The Cost of Creating Digital Images and Metadata by Museums
The Museum Educational Site Licensing Project (MESL) brought together seven repositories of cultural heritage information and seven universities to collaborate on the content, capture, distribution, and use of images and associated text from the participating museums. This chapter examines the amount of time that the museums spent on the project, and how that might influence potential future endeavors.
The repositories participating in the MESL Project (six museums and the Library of Congress) each sent images and descriptive metadata about each image to a central site at the University of Michigan, which then concatenated sets from all the museums and sent them to the MESL universities. Almost all of the descriptive metadata supplied by the museums came from existing collection management records, and the process of preparing these for export to Michigan generally involved extensive reformatting to adhere to the standards developed for the MESL Data Dictionary. The majority of images supplied by the museums also came from a pre-existing stock of either digitized images or transparencies that had to be reformatted to meet MESL standards.

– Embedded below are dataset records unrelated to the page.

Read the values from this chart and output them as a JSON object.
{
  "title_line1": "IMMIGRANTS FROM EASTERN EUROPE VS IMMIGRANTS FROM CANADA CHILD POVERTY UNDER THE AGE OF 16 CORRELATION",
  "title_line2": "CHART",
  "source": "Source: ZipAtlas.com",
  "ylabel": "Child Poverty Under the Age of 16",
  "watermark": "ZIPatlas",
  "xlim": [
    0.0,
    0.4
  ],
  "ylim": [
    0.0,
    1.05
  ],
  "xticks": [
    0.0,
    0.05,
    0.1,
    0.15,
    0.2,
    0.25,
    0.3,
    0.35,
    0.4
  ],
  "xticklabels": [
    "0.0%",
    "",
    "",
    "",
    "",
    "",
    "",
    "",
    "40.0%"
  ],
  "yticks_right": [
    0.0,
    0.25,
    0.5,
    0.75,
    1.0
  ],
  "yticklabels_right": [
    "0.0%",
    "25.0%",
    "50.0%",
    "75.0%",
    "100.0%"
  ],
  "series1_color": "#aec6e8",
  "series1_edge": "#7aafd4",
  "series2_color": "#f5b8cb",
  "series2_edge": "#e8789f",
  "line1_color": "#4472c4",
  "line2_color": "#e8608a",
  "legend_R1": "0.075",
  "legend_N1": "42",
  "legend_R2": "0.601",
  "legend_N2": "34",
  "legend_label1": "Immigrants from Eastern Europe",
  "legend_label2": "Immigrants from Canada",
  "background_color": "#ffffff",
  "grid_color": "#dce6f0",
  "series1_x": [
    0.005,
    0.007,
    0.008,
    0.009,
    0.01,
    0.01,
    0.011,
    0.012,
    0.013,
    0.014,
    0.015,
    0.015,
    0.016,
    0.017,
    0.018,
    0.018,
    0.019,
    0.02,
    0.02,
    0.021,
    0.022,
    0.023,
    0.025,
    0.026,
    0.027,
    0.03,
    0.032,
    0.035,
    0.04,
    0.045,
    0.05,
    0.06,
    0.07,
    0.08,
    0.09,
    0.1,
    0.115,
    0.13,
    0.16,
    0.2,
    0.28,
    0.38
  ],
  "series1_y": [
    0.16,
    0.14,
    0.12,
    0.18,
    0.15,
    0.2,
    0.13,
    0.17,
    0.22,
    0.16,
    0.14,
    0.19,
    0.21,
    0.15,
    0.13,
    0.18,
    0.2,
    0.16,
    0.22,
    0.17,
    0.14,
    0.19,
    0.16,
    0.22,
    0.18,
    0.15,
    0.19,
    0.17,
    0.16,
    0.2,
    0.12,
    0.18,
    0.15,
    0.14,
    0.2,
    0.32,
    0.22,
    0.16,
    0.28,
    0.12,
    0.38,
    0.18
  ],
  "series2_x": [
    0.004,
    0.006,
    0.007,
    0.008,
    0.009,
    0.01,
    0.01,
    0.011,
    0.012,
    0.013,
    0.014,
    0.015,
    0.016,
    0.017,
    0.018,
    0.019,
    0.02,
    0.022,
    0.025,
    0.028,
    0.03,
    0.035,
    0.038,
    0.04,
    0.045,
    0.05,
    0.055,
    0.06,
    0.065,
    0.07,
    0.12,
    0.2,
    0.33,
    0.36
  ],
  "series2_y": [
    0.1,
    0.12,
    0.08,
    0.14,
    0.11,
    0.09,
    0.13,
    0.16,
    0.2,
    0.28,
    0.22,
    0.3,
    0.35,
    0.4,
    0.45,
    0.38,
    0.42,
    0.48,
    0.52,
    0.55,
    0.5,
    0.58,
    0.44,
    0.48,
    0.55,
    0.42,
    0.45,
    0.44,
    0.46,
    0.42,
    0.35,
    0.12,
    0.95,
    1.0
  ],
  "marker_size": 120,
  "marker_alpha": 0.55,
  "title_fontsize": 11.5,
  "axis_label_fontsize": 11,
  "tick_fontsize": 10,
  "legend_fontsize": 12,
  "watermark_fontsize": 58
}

The purpose of this chapter is to identify and examine the major cost centers involved in repositories producing digital images for distribution over a network. The cost centers are:
About the Museums
In two successive years, the museums provided digitized images and descriptive texts, representing over 9,000 works (at least 500 from each museum each year), to the participating universities. In order to participate in the project, museums had to meet certain requirements. They were expected to have existing automated collection documentation and be able to conform to project standards for text and images.
Seven institutions produced images and data for the MESL project:
Towards the end of the project each repository (except for the Library of Congress, which participated as a "special observer,") completed a survey, referred to as the MESL Museum Technical Report. The survey included questions about the implementation process (including decisions made, time spent on various steps of the process, and technical details) and solicited information about how the staff felt upon the completion of the project. This chapter focuses on the reports of the six museums. For more detailed information about each museum, see Appendix 2AAbout the Museums.
Some significant costs were not included in the responses to the MESL Technical Reports due to the constraints of the project. Most of these costs were "hidden" because they were part of the normal museum process and not performed by the MESL Project team. Many of these costs were incurred prior to the MESL Project, and therefore details for these were sketchy at best. Here we describe two critical hidden costs: cataloging and rights clearance.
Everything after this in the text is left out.